[Curcumol Mediates the Programmed Cell Death in Acute Myeloid Leukemia through PI3K/AKT Signaling Pathway]

Objective: To investigate the effects of Curcumol on the malignant biological characteristics of acute myeloid leukemia (AML) cells and its molecular mechanism, and to provide theoretical and experimental evidence for the anti-leukemia treatment of traditional Chinese medicine.

Methods: After the AML cell lines HL-60 and KG-1 cells were treated different concentrations of with Curcumol. The proliferation activity of cells was detected by CCK-8 method, and the expression changes of apoptotic proteins and PI3K/AKT signaling pathway proteins were detected by Western blot. Real-time quantitative fluorescence polymerase chain reaction (RT-qPCR) was used to detect the expression of Caspase family mRNA.

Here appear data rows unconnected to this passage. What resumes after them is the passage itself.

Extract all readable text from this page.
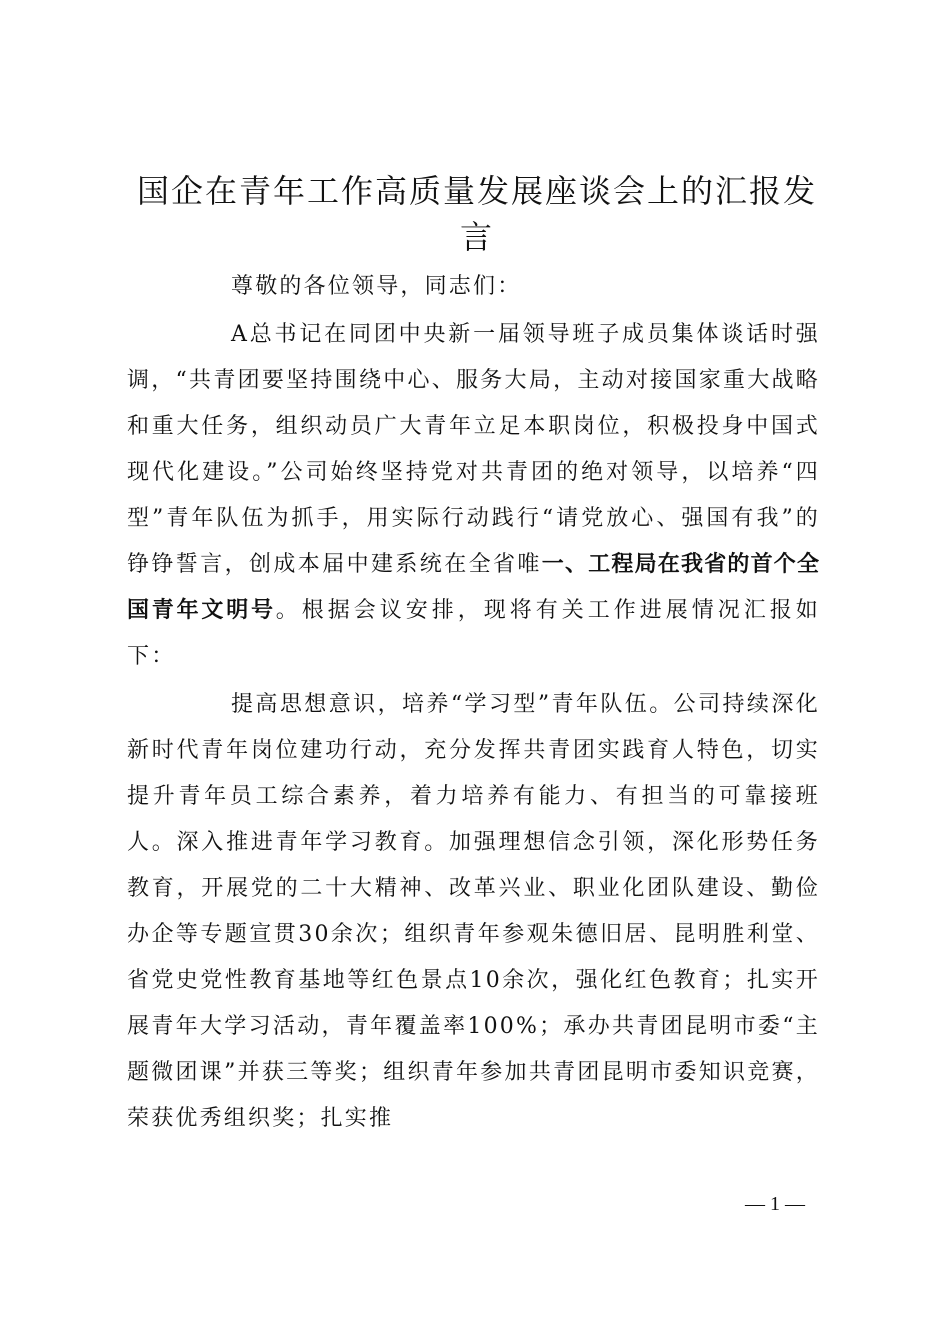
国企在青年工作高质量发展座谈会上的汇报发言

尊敬的各位领导，同志们：

A总书记在同团中央新一届领导班子成员集体谈话时强调，“共青团要坚持围绕中心、服务大局，主动对接国家重大战略和重大任务，组织动员广大青年立足本职岗位，积极投身中国式现代化建设。”公司始终坚持党对共青团的绝对领导，以培养“四型”青年队伍为抓手，用实际行动践行“请党放心、强国有我”的铮铮誓言，创成本届中建系统在全省唯一、工程局在我省的首个全国青年文明号。根据会议安排，现将有关工作进展情况汇报如下：

提高思想意识，培养“学习型”青年队伍。公司持续深化新时代青年岗位建功行动，充分发挥共青团实践育人特色，切实提升青年员工综合素养，着力培养有能力、有担当的可靠接班人。深入推进青年学习教育。加强理想信念引领，深化形势任务教育，开展党的二十大精神、改革兴业、职业化团队建设、勤俭办企等专题宣贯30余次；组织青年参观朱德旧居、昆明胜利堂、省党史党性教育基地等红色景点10余次，强化红色教育；扎实开展青年大学习活动，青年覆盖率100%；承办共青团昆明市委“主题微团课”并获三等奖；组织青年参加共青团昆明市委知识竞赛，荣获优秀组织奖；扎实推

— 1 —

Results: Curcumol could inhibit the proliferation and induce apoptosis of HL-60 and KG-1 cells, promote apoptosis by up-regulating the expression of Bax and down-regulating the expression of Bcl-2 protein (P <0.05). When Curcumol interferes with HL-60 and KG-1 cells, it can also induce programmed cell death of AML by inhibiting PI3K/AKT signaling pathway. In addition, after the intervention of Curcumol, the expression of Caspase 3, Caspase 6, Caspase 8 and Caspase 9 were up-regulated in HL-60 cells (P <0.05), the expression of Caspase 3, Caspase 8 and Caspase 9 were significantly up-regulated in KG- cells (P <0.01), while the expression of Caspase 6 was weakly affected (P <0.05), but low concentration of Curcumol (< 60 μg/ml) had no effect on the expression of Caspase 6 in KG-1 cells (P >0.05).

Conclusion: Curcumol may mediate the programmed death of AML cells by inhibiting the PI3K/AKT signaling pathway, affecting the expression of Bcl-2 family proteins, and promoting the activation of core members of Caspase family, so as to play an anti-leukemia role.